L’arme nucléaire française est née lorsque l’URSS était une puissante dominante avec à la fois une capacité nucléaire pour anéantir notre pays et une armée conventionnelle apte à l’envahir et l’occuper probablement en quelques semaines. La théorie de la dissuasion était celle du faible au fort : nous ne pouvions nous défendre longtemps ou efficacement mais nous pouvions infliger à l’adversaire un dommage inacceptable pour lui. Cette dissuasion ne serait mise en oeuvre que si les intérêts vitaux de la France étaient en jeu. Personne n’avait clairement défini quels étaient ces intérêts vitaux. La seule certitude était que la dissuasion était liée à une menace forte, en cours d’accomplissement contre notre territoire sanctuarisé. La dissuasion du faible au fort est une arme particulière qui pour être crédible ne souffre pas d’interprétation de la part des ennemis.
Le président Macron vient de parler de protéger des intérêts essentiels. Ce langage flou (essentiel est-ce vital ?) , pour lui le summum de l’art de la guerre, est le comble de l’hypocrisie puisque personne ne peut imaginer que l’on puisse utiliser notre arme nucléaire pour défendre Odessa (ou Kiev) voire pour récupérer la Crimée pour le compte d’un autre pays. Il ne veut donc parler que de l’implication directe de nos armées conventionnelles pour défendre l’ukrainité de la Crimée ou des provinces du Donbas., ou, ce qui est à craindre prochainement, le port d’Odessa. Le seul problème est que l’on ne peut dissuader un pays adverse avec les maigres forces que nous avons. Au mieux on l’ennuie. C’est la piqure de la mouche du coche.
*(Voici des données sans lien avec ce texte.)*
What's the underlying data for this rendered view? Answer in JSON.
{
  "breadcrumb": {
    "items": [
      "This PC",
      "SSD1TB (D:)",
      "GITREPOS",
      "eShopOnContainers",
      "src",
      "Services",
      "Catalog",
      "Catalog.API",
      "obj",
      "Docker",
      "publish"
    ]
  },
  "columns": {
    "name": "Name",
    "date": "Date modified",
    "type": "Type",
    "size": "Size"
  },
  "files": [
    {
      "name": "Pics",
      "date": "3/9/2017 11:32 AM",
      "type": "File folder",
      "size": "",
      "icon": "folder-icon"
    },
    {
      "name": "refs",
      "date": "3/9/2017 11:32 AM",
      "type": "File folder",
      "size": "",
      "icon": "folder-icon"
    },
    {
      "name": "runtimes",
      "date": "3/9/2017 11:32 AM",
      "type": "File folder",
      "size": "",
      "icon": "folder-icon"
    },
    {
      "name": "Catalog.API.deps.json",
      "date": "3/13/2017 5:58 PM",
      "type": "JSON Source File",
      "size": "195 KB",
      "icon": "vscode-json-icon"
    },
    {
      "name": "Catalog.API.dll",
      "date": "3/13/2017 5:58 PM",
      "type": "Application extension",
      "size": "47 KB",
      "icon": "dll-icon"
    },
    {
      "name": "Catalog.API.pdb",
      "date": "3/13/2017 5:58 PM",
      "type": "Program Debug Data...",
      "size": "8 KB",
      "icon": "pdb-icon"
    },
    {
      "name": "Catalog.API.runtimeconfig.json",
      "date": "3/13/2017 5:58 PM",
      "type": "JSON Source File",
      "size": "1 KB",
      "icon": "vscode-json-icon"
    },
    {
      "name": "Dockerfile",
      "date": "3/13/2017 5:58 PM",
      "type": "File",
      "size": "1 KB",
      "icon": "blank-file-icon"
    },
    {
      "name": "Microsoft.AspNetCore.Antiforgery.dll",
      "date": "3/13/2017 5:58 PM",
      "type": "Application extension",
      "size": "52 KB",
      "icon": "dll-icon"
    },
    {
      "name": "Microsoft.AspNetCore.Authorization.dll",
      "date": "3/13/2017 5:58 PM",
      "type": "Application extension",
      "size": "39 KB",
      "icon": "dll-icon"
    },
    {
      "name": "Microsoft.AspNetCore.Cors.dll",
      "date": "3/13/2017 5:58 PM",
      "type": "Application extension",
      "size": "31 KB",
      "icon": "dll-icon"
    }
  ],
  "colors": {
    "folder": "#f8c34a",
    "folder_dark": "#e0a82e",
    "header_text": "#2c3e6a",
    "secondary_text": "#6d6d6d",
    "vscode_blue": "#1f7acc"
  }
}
Mener une guerre juste en définissant qui est l’instigateur des hostilités est d’importance mineure quand personne ne veut se battre : ni les ethnies non-russes des républiques autonomes de sibérie qui fournissent la chair à canon; ni les ukrainiens qui échappent à la conscription par la concussion; et encore moins les ressortissants de pays membres d’une organisation internationale sans âme, tournée pour l’essentiel vers des projets mercantiles (L’Union Européenne). L’incapacité des armées en ligne est patente entre les ukrainiens qui n’ont pu faire de percée quand ils avaient encore des munitions, et les russes qui n’arrivent à conquérir que des lambeaux de territoires face à des forces exténuées et inférieures en nombre. Les uns n’ont pas les moyens de renverser le régime de Poutine par les armes, les autres ont peut-être la capacité d’arriver jusqu’à Kiev, mais au prix d’une saignée extravagante pour un pays en plein déclin démographique.
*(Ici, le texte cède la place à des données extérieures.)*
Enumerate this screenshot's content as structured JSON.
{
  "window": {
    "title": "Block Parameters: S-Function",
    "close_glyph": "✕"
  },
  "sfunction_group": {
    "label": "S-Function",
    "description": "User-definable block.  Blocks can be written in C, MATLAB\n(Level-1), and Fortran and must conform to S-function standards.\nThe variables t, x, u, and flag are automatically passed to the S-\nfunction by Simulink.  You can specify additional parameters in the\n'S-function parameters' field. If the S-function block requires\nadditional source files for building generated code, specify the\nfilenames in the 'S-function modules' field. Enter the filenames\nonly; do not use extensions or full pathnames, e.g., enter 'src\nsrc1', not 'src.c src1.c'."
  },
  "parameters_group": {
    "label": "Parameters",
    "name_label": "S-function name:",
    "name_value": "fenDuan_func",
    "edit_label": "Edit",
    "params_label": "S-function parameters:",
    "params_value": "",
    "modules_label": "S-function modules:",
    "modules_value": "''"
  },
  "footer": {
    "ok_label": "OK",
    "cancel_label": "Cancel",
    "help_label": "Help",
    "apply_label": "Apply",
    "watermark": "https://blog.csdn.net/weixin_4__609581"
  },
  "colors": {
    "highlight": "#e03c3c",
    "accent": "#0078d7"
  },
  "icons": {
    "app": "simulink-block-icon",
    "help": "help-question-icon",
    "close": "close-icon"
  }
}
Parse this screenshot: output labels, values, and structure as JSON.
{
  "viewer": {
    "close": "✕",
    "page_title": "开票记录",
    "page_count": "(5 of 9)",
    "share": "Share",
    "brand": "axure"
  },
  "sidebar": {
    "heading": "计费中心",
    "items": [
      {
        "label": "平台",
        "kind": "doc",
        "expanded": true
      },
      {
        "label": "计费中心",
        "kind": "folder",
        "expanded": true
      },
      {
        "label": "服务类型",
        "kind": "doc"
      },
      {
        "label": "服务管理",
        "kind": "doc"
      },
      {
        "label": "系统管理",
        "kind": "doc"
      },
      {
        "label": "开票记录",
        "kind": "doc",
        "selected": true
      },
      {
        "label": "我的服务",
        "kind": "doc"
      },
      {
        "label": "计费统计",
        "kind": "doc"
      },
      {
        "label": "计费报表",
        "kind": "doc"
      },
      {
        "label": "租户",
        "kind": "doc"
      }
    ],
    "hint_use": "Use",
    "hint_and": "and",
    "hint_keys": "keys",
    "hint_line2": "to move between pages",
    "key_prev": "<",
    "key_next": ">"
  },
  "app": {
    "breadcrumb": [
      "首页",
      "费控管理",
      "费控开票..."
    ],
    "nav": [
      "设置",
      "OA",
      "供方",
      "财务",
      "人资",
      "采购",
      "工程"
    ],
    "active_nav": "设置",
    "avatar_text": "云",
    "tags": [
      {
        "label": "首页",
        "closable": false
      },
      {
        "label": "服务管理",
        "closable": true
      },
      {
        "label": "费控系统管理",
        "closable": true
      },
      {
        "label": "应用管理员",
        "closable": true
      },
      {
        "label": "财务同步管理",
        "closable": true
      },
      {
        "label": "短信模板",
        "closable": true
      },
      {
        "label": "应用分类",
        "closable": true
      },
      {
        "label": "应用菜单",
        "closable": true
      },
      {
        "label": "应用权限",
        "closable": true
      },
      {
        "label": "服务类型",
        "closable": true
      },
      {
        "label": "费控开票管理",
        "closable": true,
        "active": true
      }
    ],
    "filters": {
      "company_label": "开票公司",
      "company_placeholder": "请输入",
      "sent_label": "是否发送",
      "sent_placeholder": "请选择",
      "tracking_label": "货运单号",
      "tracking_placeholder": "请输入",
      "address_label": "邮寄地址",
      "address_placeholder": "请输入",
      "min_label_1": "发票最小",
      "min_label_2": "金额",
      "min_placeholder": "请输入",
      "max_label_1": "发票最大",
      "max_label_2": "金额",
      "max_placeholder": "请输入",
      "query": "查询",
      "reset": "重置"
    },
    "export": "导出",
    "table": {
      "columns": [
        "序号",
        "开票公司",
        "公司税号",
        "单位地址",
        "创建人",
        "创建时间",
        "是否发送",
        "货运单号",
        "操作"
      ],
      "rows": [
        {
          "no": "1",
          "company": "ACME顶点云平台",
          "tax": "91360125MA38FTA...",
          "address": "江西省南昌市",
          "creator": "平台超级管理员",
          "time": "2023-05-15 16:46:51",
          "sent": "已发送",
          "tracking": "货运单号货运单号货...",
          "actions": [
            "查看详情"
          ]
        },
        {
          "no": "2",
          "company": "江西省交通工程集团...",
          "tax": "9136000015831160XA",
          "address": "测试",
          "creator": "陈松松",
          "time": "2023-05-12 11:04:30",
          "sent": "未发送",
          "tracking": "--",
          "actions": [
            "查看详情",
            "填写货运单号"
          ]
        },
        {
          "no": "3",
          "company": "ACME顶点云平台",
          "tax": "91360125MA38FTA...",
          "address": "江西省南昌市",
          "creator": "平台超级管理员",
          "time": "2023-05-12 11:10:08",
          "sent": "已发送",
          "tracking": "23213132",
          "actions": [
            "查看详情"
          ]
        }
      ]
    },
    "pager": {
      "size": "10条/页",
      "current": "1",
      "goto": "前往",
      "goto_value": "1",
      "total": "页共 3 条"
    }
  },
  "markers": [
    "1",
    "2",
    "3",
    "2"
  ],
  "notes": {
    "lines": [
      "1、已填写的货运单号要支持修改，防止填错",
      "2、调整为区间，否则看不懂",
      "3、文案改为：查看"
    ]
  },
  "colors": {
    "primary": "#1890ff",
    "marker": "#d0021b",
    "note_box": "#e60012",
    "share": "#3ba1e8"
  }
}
Prétendre que nos valeurs sont à défendre sur le Don est sans intérêt puisqu’il n’existe pas de nation européenne qui ait subi le baptême du sang, et les nations qui constituent cette Europe, qui auraient pu prétendre avoir cette expérience, sont en pleine crise existentielle, incapables de se définir une frontière les distinguant des autres, incapables de célébrer leur passé qui pourtant leur permet d’exister, soumises à des influences culturelles qui les dénaturent.
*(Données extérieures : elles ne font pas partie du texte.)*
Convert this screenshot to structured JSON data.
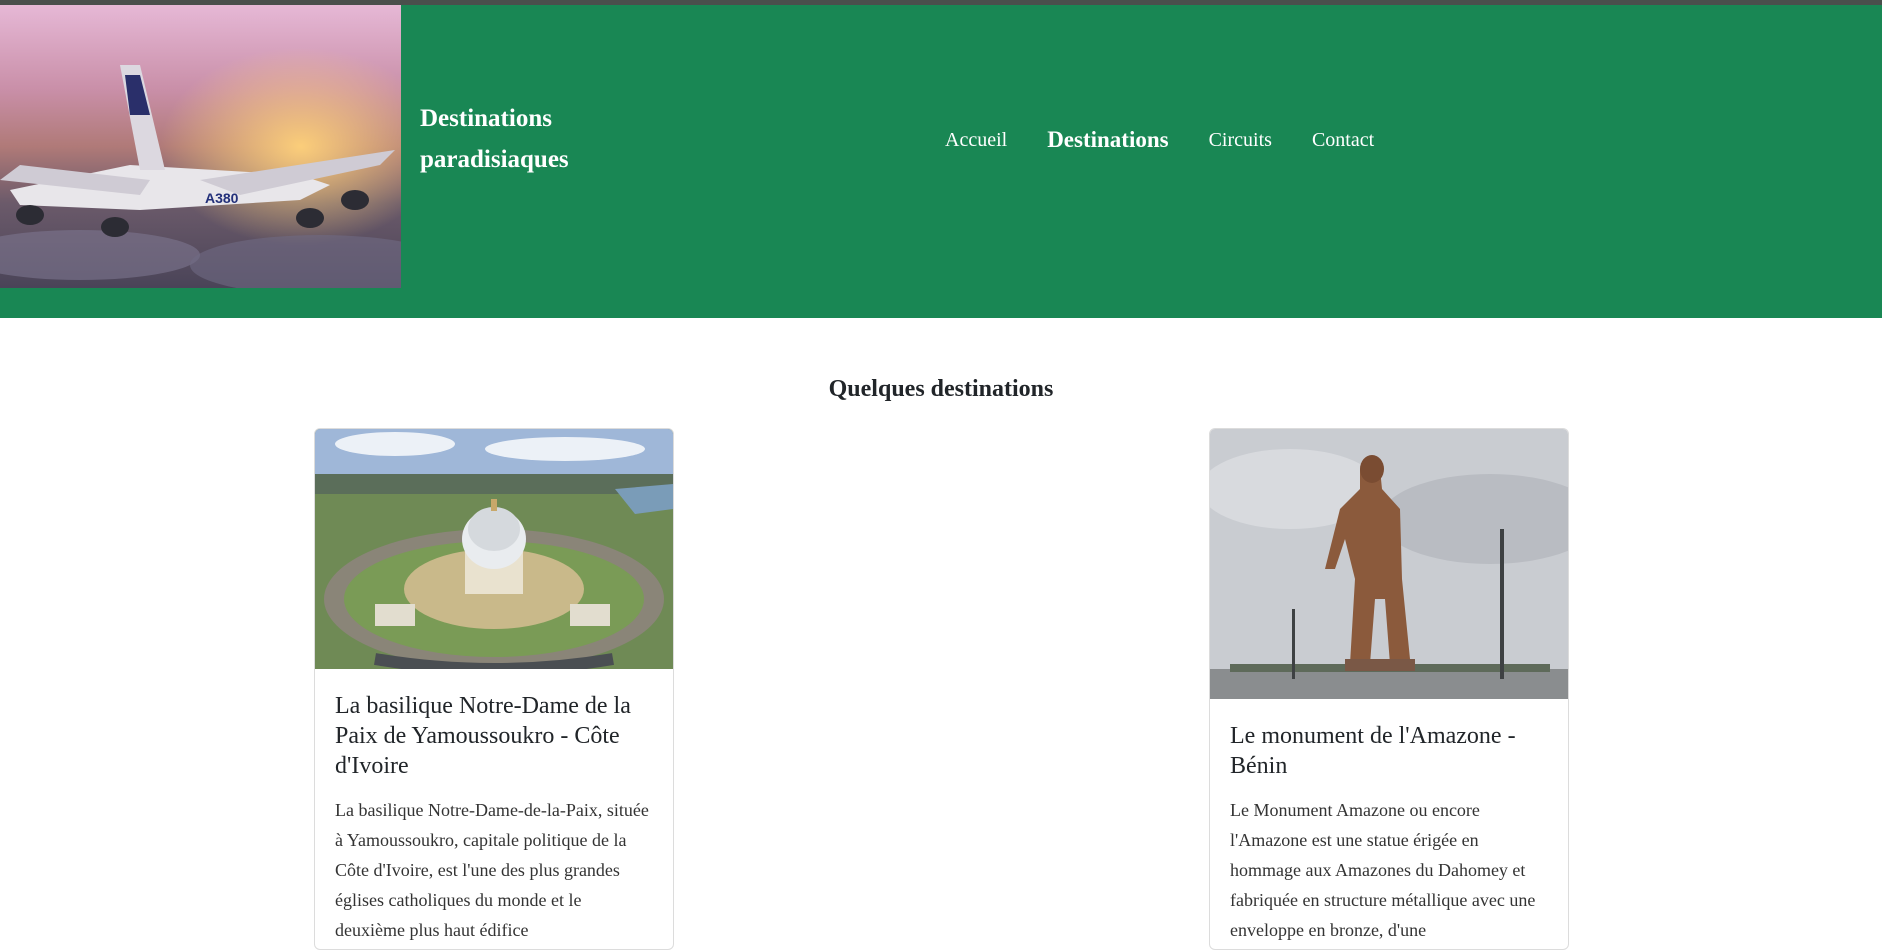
{
  "header": {
    "site_title": "Destinations paradisiaques",
    "background_color": "#198754",
    "hero_image": "airplane-over-clouds-sunset-photo"
  },
  "nav": {
    "items": [
      {
        "label": "Accueil",
        "active": false
      },
      {
        "label": "Destinations",
        "active": true
      },
      {
        "label": "Circuits",
        "active": false
      },
      {
        "label": "Contact",
        "active": false
      }
    ]
  },
  "main": {
    "section_title": "Quelques destinations",
    "cards": [
      {
        "image": "basilica-aerial-photo",
        "title": "La basilique Notre-Dame de la Paix de Yamoussoukro - Côte d'Ivoire",
        "text": "La basilique Notre-Dame-de-la-Paix, située à Yamoussoukro, capitale politique de la Côte d'Ivoire, est l'une des plus grandes églises catholiques du monde et le deuxième plus haut édifice"
      },
      {
        "image": "amazone-statue-photo",
        "title": "Le monument de l'Amazone - Bénin",
        "text": "Le Monument Amazone ou encore l'Amazone est une statue érigée en hommage aux Amazones du Dahomey et fabriquée en structure métallique avec une enveloppe en bronze, d'une"
      }
    ]
  }
}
Si les accents martiaux de Macron sont là pour tenter de faire peur à Poutine, l’objectif est louable mais vain s’il n’est pas appuyé sur la recherche d’une issue; les européens peuvent éventuellement donner un coup de col, mais surement pas s’engager dan la lutte au long-terme quand d’autres objectifs sont tout aussi menaçants. Les occidentaux devront, à un terme plus ou moins proche, décider d’un statu quo. Il était d’ailleurs lisible, dans les paroles du président, qu’il ne faisait pas sienne l’idée de réclamer la Crimée pour l’Ukraine : la formule qu’il a utilisée était du style "aux ukrainiens de voir" pour cet objectif (ce n’est donc pas un point essentiel). Encore un effort et il reviendra aux accords de Minsk, assortis cette fois d’une garantie d’intégrité de l’Ukraine.
Beaucoup de paroles pour pas grand chose avec l’inconvénient majeur d’avoir abimé notre doctrine de dissuasion nucléaire.